Народу, кстати, мой прикид был в новинку. Я и сам находил одеяние несколько странным для магического средневековья, скорее уж оно отдавало каким-то технофэнтези. Многие оглядывались, а встречные старались уступить дорогу, опасливо поглядывая на шипастые латные перчатки, выглядывающие из рукавов плаща. Поначалу-то я этого не замечал, погружённый в свои мысли, но после разговора со стражей понял, что, словно белая ворона, смотрюсь на этих улочках чужеродным элементом.
Выходцем из другого мира.
А вокруг меня тем временем продолжалась привычная для полудня обывательская суета.
— Ах ты!.. — услышал я злой мужской голос, а затем увидел, как пузатый мужик с размаху бьёт женщину перед ним ладонью по лицу. — Ты, мать моих детей, днём, когда я в поте лица тружусь в лавке, бегаешь, как последняя шлюха, по чужим домам! Я тебя кормлю, одеваю, всё для тебя делаю! Так чего тебе ещё не хватает?! Вот чего?!
На маргиналов и люмпенов эта пара не походила, однако я замедлил шаг, внимательно на них поглядывая. Органически не люблю, когда бьют женщин.
Сам по себе мужик был этакий богатый горожанин. О достатке говорили явно новая, яркая цветастая одежда и огромное пузо, которое он с большим достоинством нёс впереди себя, как бы показывая окружающим, что с едой у него в доме всё в полном порядке. Женщина тоже была хорошо одета и ухожена. Не худышка, слегка в теле, но с приятными глазу пропорциями, которые угадывались под платьем.
Это, наверное, в первую очередь и остановило меня от немедленного вмешательства.
— Члена, — вдруг тихо, но отчётливо ответила дама. — Члена, и желательно — с мужиком, который может нормально трахнуть, а не потеющего хряка с мизерным стручком, которого хватает только на полминуты.
Я аж споткнулся от подобной «честности», а толстяк и вовсе схватился за сердце, выпучив глаза и молча разевая рот. После чего побагровел так, что казалось, будто его сейчас удар хватит.
— Да как ты… — произнёс он, но от былой злости не осталось и следа. Из мужчины словно выпустили воздух, он обмяк и как-то даже весь съёжился.

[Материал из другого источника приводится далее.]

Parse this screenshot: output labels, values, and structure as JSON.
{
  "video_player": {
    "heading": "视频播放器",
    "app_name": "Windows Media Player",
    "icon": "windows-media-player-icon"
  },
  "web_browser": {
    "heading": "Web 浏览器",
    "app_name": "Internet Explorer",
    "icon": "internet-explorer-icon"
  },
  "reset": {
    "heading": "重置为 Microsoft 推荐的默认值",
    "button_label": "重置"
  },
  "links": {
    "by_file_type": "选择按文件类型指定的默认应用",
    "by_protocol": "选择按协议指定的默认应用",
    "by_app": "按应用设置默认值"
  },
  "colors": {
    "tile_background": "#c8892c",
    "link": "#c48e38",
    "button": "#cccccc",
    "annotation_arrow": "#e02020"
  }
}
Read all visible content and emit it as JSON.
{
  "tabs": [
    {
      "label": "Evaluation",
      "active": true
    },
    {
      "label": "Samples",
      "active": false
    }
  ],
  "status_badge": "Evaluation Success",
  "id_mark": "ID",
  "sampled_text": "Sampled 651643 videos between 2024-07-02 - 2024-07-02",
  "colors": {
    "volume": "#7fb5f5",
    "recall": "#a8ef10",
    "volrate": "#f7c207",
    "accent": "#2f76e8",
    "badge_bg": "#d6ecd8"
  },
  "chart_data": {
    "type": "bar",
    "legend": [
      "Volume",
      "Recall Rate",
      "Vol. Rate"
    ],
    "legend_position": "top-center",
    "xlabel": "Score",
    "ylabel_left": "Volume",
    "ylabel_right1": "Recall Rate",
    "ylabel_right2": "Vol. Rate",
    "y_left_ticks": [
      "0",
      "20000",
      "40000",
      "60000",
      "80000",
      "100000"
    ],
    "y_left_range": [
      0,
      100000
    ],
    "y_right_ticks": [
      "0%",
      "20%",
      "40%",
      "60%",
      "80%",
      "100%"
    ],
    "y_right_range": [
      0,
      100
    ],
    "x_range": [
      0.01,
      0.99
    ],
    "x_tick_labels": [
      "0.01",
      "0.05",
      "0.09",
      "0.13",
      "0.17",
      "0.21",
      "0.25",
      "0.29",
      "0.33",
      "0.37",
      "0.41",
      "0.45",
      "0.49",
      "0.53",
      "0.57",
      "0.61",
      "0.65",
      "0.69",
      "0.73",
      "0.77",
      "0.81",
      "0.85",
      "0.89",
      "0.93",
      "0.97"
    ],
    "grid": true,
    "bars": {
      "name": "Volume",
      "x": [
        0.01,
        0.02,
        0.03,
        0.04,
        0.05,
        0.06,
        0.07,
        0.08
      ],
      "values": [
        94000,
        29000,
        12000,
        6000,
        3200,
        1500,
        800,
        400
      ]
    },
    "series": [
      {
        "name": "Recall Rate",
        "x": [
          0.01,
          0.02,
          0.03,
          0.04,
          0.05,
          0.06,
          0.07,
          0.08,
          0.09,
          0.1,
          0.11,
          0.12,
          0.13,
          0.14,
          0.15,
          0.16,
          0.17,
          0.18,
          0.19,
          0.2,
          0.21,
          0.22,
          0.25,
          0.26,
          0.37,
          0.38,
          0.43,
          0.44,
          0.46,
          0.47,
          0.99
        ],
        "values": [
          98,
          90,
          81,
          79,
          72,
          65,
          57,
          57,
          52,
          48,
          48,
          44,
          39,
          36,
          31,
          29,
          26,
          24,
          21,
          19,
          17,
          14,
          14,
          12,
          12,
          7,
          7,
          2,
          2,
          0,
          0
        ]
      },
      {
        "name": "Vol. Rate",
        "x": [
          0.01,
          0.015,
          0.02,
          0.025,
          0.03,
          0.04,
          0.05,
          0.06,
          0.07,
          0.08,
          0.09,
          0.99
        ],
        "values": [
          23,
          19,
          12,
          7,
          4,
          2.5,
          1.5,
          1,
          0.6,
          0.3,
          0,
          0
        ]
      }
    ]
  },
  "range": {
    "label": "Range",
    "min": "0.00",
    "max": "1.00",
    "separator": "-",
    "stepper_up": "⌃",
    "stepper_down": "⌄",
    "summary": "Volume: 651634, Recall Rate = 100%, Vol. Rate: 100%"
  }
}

«По больному ударила», — понял я, и сам испытав иррациональный укол стыда. Кому из мужиков будет приятно услышать подобное? И симпатии мои медленно начали перемещаться на сторону толстяка — просто из мужской солидарности.
— Да вот так, — грубо бросила его жена. — Думаешь, я выбирала, когда меня родители выдали за тебя? А то я не знаю, сколько ты отвалил моему отцу за женитьбу, чтоб ему эти деньги черти в зад в аду засунули. Я, между прочим, всегда мечтала, что муж у меня будет высокий, красивый, благородный — настоящий воин, вон как этот хотя бы, — она неожиданно показала пальцем на меня. Толстяк бросил было свирепый взгляд в мою сторону, но, увидев тускло поблескивающую кирасу и «стальные» кулаки, стушевался, опуская взгляд в пол.
Впрочем, на этом женщина не остановилась. Ещё раз презрительно оглядев мужа с ног до головы, она буквально выплюнула:
— А не скряга-лавочник, единственное счастье в жизни у которого — нажраться от пуза и сыто рыгать, сидя на лавке, да поучать жизни.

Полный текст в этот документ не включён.